The visuals below helps to explain this phenomenon (Credit to Dr. Sasho Mackenzie for these visuals). The first picture is of a golfer at age 30. The red line indicates optimal training for peak speed starting at age 20. As you can see peak speed levels are reached in the mid to late 20's but maintained pretty well until age 40 with an eventual decline even with optimal training. The blue line indicates no training. As you can see there is a significant gap in the two levels for this individual. This gap indicates the situation the majority of club golfers are in and the room for improvement they have. The yellow line indicates the initiation of training at age 30. In this case they are actually able to be faster in their 30's than their 20's. They never quite reach their ceiling they would have had they begun training earlier in life, however it's not drastic and they drop off is much less. The second picture below of the 50 year old golfer demonstrates the same. In this case the golfer who starts training at 50 is able to reach peak speeds similar to age 30, before a decline at age 60. However, there is also much less of a drop off as age compared to no training.

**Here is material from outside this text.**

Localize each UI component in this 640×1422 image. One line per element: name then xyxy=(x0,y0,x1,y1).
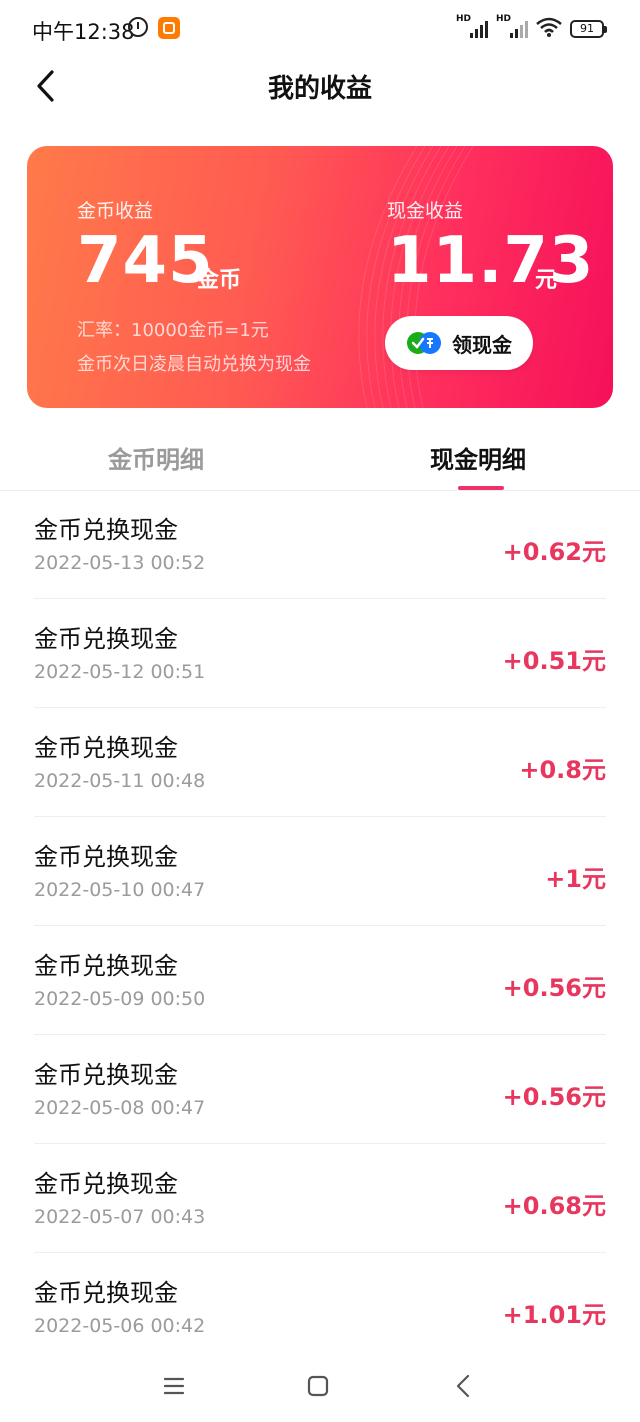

It's never too late to start
Hopefully the visuals above are encouraging in the potential benefits and gains you can make at any point in life. Obviously the earlier you can start taking these steps the better, however it is never too late to start this journey and experience the benefits. Besides the potential gains in speed, training is also going to help improve your longevity on the course and in life with daily activities. While gains are great, I also think there is value in maintenance and reducing the percentage of decline as you age as well. From each of these charts you can see that everyone will eventually experience a physical drop off of with age. However, you can limit how much of a drop off that is. As a nice piece of inspiration of what the body is capable of take a look in the video on the right of Fast Eddie Fernandes. Eddie is capable of club head speeds over 150 mph at age 51! While very few will be capable of this, don't underestimate what you may be capable of.
Another potential area for improvement: Swing Technique
While this article primarily dealt with the body, I also wanted to acknowledge that swing technique is another area that can be optimized for speed gains. Pro golfers typically have very efficient swings that are producing maximum speeds. Many amateurs however have technical issues in the swing that might be limiting speed. This is something that can be addressed at any age.